Solo desde lo
pequeño podemos llegar a lo grande. Todo, incluso lo grande, empieza desde lo
pequeño. Y solo siendo pequeño puede ir construyendo lo grande. La propia
experiencia que la vida nos va dejando nos alumbra esa premisa de nacer de lo pequeño.
Nuestro propio desarrollo empieza de un embrión gestado en el seno de una madre
y, tras su desarrollo, llegar a ser una gran persona. Es decir de lo pequeño a
lo grande.
De la misma forma
no podremos llegar a Dios si no partimos de nuestra pequeñez. Reconocernos
pequeños, limitados y simples criaturas será imprescindible para confiar y
fiarnos de nuestro Padre Dios. Solo el misterio de Dios le es revelado a la
gente sencilla, pequeña y humilde. El soberbio, engreído y suficiente se queda
en sus lucubraciones, divaga y no pasa de ahí. No acepta nada que no sea digerido
y razonado por él. El misterio de Dios le queda muy lejos para su
intelectualidad. Se pierde en su misma soberbia y se cierra al misterio del
Dios Creador y Redentor.
Por el contrario,
cuando entendemos y aceptamos nuestra condición de hijo, de pequeño y
necesitado, confiamos en las palabras de nuestros padres. Depositamos en ellos
nuestra confianza y seguimos sus órdenes. De la misma manera, considerándonos
criaturas de nuestro Padre Dios, pequeños y llenos de humildad nos abrimos y
escuchamos su Palabra aceptándola desde lo más profundo de nuestros corazones.

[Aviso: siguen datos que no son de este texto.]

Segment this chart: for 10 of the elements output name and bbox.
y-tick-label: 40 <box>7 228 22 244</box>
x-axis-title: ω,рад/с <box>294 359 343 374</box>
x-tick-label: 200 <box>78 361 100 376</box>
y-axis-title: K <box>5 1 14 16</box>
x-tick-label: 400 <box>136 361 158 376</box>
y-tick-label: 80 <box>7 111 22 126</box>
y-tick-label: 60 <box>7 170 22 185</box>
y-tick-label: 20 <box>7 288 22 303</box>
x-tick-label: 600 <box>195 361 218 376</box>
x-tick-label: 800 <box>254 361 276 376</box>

Y es cuando experimentamos que nuestra carga se hace más ligera y nuestro yugo menos pesado. Porque, seguir al Señor injertado en el Espíritu Santo, tal y como decíamos ayer domingo, seremos capaces de aligerar y soportar nuestra carga y nuestro yugo. Y todo por una sencilla razón: Somos consciente de que Dios, nuestro Padre, va con nosotros, está pendiente de nosotros y nos fortalece en nuestro empeño de ser fiel y obediente a su Palabra y asiduos a relacionarnos con Él a través de nuestro diálogo – oraciones –.